When WikiLeaks released more than 90,000 classified documents relating to military operations in Afghanistan this past July, journalists, politicians and members of the public were eager to see the data. Some of them were looking for a true tally of IED attacks, others for the number of civilian casualties, and so on. One group, led by Drew Conway, a PhD candidate in political science at New York University, had a more unusual goal. They wanted to use an arcane statistical law to determine if the data in the reports was truly raw, or if anyone had tampered with it.
The law is Benford's Law, stated in 1938 by U.S. physicist Frank Benford. It posits that in lists of multidigit numbers drawn from a wide range of natural and man-made phenomena, the leading digits aren't distributed in a uniform way. You might expect the numbers 1 to 9 to appear with roughly equal frequency in the first slot. In fact, lower numbers are much more common in that position than higher numbers. The digit 1 appears first about a third of the time, 2 the next most often, and each subsequent number up to 9 appears with less frequency-9 is first in only about 1 in 20 cases. Data sets that adhere to the law are varied and surprising, and they include war casualties, lengths of rivers, the size of craters on the moon, even the byte sizes of files stored on your hard drive.
Benford's Law also appears to be pervasive in many areas of business and finance. Stock prices and index levels, and data from tax returns and expense claims all conform to the law if the numbers have not been fudged. That makes Benford's Law a powerful tool in forensic data analysis. If someone cooks books, the falsified numbers will likely reveal themselves. As a result, Benford experts such as Mark Nigrini, a business professor at the College of New Jersey, are in demand as sleuths. He's worked with law firms, corporations and government agencies, including the district attorney's office in Brooklyn and the Canada Revenue Agency. Nigrini's new book, Forensic Analytics and Forensic Investigation, due to be published in March, includes a detailed section on Benford.
In one recent case, Nigrini advised a major multinational consumer goods manufacturer on how to detect irregularities in the redemption of coupons by retailers and consumers. The area is ripe for corruption, and has been targeted by organized crime. Scam artists submit real or counterfeit coupons to the manufacturer for cash, or rely on corrupt store employees or associates within the manufacturer's offices.

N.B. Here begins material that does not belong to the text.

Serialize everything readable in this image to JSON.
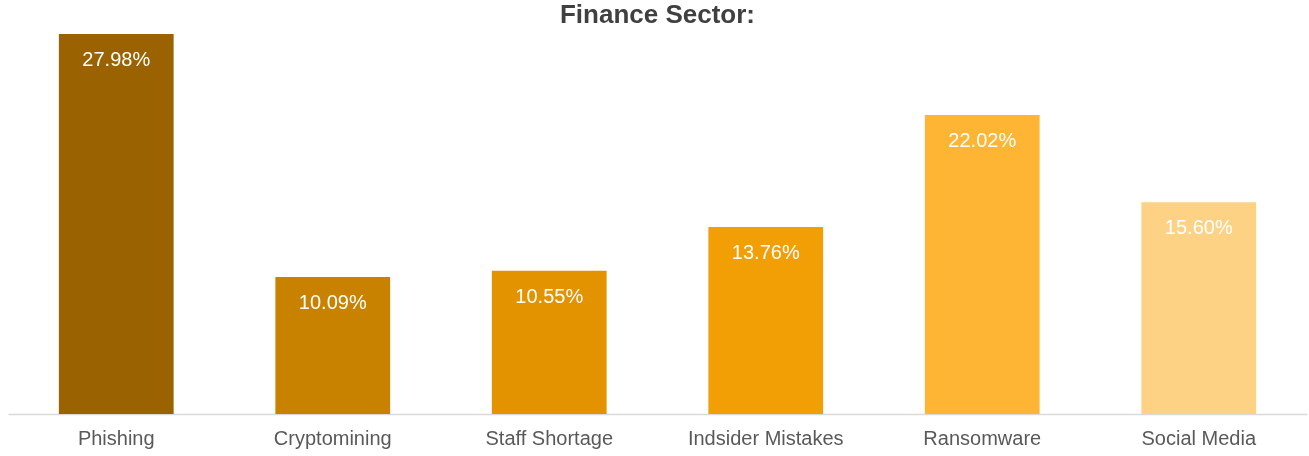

To complicate matters, manufacturers usually shred coupons within weeks of receiving them: "There aren't warehouses big enough to store them all," says Nigrini. Faced with that reality, manufacturers have to detect fraud quickly. Analyzing incoming coupon claims using a system that includes Benford can provide a critical early warning.
Other experts are trying to apply the law to more elaborate frauds. One of the great financial thrillers of our era was independent investigator Harry Markopolos's cracking of the Madoff Investment Securities scam. In a now-famous memo Markopolos submitted to the SEC in 2005-"The World's Largest Hedge Fund Is a Fraud"-he argued that the consistently profitable investment results that Madoff had reported for almost two decades were impossible to achieve. Markopolos used so-called Mosaic Theory to arrive at his conclusions. But Paul Kedrosky, a respected U.S. entrepreneur, academic and commentator who has analyzed Madoff's reported monthly fund returns, says they came so close to matching the predicted distribution of first digits under Benford's Law that they should have been suspect.
Kedrosky's analysis points out one possible shortcoming of Benford's Law: Fraudsters can avoid detection by adhering to it. The distribution of first digits can be found on Wikipedia and other online sources.
Another weakness is that the law works best on large data sets with lots of fudged numbers, but many frauds are based on just one or two. Benford is also generally only useful at the transactions level, not the portfolio level. As one money manager explained to me, when many individual transaction prices are fake, as they were in Enron's notorious "special purpose vehicles," Benford can shine new light. But only Enron's auditors had access to transaction data. Totals that appeared in its financial reports didn't contravene Benford's predicted distribution of first digits.
Nabbing a specific culprit may be difficult as well. In the case of the Afghanistan data released by WikiLeaks, Conway's team didn't find strong evidence of tampering. What if they had? I asked Conway. Would that have implied wrongdoing by military authorities, or by WikiLeaks in gathering and publishing the data? Conway wrote back: "There's no way of knowing." Timothy Taylor is a Vancouver-based author.